This isn't the first time I have posted about our family service projects (see links at the end of this post) and I certainly don't post for recognition or to boast. I post because this is mainly our family history and these projects are regular part of my children's lives. When Linda Burton spoke a couple of weeks ago ("I was a Stranger", General Conference, April 2016) she urged each of the women in the world to come to the aid of the millions of refugees around the world. She reminded us that,
“The stranger that dwelleth with you shall be unto you as one born among you, and thou shalt love him as thyself.” Leviticus 19:34
“Be not forgetful to entertain strangers: for thereby some have entertained angels unawares.”Hebrews 13:2
And the Savior said:
“For I was an hungered, and ye gave me meat: I was thirsty, and ye gave me drink: I was a stranger, and ye took me in:
Naked, and ye clothed me: I was sick, and ye visited me.”Matthew 25:35–36.
It was a call that my parents have answered over and over again in our lives. A quick text telling us that in between the Saturday sessions of conference we would be putting together hygiene kits was hardly a surprise. They had contacted the Utah Refugee Center and prepared everything for when the children arrived. Their whole lives have been filled with such projects. They were eagerly talking about who would be at what station and recollections of past projects came into conversation frequently.
"Serving others need not come from spectacular events. Often it is the simple daily act that gives comfort, uplifts, encourages, sustains, and brings a smile to others. May we always find opportunities to serve." (Elder Michael J. Teh, "Out of Small Things," Ensign, Nov. 2007, 37)
This quote is what my parents have taught me. Through small things you can make a difference. I wouldn't be able to pull off a big project like this, but in my own small way I can help by making receiving blankets or quilts that bring warmth during our brisk winters. I might not be able to make many, but if one or two people can wrap up in something I create it will be worth every minute I spend.
The garage was laid out with four large banquet size tables. Mom and Dad had each table stocked with the necessary supplies in a specific order to add to the bags based off the items requested at our local refugee center (see here). The children each found a spot and the filling began. Loaf was in charge of opening the bags and giving them to Fred. She was quite shocked to learn that people don't have basic things like toothbrushes and soap, things we all take for granted. Even the smallest of people can help.
Guelita's health no longer allows her to participate but she loves watching the children. I have thought a great deal about her life after she immigrated to the U.S. and the deplorable living conditions they were forced to live in because the government would not accept their degrees. All my life those stories have been interwoven with my experiences and I have always been so grateful for the sacrifices that she and Guelito made in my behalf.
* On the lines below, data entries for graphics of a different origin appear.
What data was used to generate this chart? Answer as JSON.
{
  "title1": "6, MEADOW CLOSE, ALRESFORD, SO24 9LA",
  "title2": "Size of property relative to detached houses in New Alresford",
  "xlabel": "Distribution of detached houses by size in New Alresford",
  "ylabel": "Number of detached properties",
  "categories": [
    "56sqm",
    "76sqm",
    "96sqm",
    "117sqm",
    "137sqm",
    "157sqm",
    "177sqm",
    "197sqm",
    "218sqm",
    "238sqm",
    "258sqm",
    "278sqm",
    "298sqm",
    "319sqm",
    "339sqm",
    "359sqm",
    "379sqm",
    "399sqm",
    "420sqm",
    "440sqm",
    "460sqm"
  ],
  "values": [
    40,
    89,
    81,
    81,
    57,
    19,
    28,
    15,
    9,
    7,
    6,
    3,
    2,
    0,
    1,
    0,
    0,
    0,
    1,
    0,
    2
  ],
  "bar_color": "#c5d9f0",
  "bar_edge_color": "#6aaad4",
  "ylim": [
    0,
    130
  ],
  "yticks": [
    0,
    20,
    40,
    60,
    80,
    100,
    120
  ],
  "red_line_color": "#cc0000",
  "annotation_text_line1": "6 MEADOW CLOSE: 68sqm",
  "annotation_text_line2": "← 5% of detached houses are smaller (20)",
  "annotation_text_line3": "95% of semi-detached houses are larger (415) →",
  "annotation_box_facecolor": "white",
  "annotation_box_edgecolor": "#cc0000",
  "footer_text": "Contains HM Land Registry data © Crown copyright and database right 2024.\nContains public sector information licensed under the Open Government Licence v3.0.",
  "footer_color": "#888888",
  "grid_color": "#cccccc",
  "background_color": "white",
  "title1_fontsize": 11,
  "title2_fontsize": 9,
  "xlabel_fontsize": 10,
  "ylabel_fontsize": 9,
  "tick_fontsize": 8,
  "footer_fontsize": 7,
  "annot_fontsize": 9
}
As I watched one of my sons work on assembling these kits, I couldn't help but think about his birth mother. She was a war refugee from Liberia. She spent time in Ghana until she was able to come here to the U.S. We only know a few things because she doesn't like to talk about that time but imagining what she must have endured is painful. Elder Patrick Kearon gave this statistic: "There are an estimated 60 million refugees in the world today, which means that “1 in every 122 humans … has been forced to flee their homes,”2 and half of these are children.3 It is shocking to consider the numbers involved and to reflect on what this means in each individual life." ("Refuge from the Storm", General Conference, April 2016)
He went on to say, "As members of the Church, as a people, we don’t have to look back far in our history to reflect on times when we were refugees, violently driven from homes and farms over and over again. Last weekend in speaking of refugees, Sister Linda Burton asked the women of the Church to consider, “What if their story were my story?”5 Their story is our story, not that many years ago."
What if her story was my story? How would her life be different? What would I have done in her situation? Most importantly, how can I help in this little corner of my world?
So as I listened to Elder Donald L. Hallstrom talk ("I am a Child of God", General Conference, April 2016) about the saints in Liberia, tears flowed freely. We are all engaged in this work together. No matter who you are, no matter where you are in the world, you are not alone. There is someone who loves you.
We have not forgotten you. We might not know your name and may never see your face but you are in our prayers and in our own small way we hope that you know that you matter. For God knows you by name. He hears your prayers.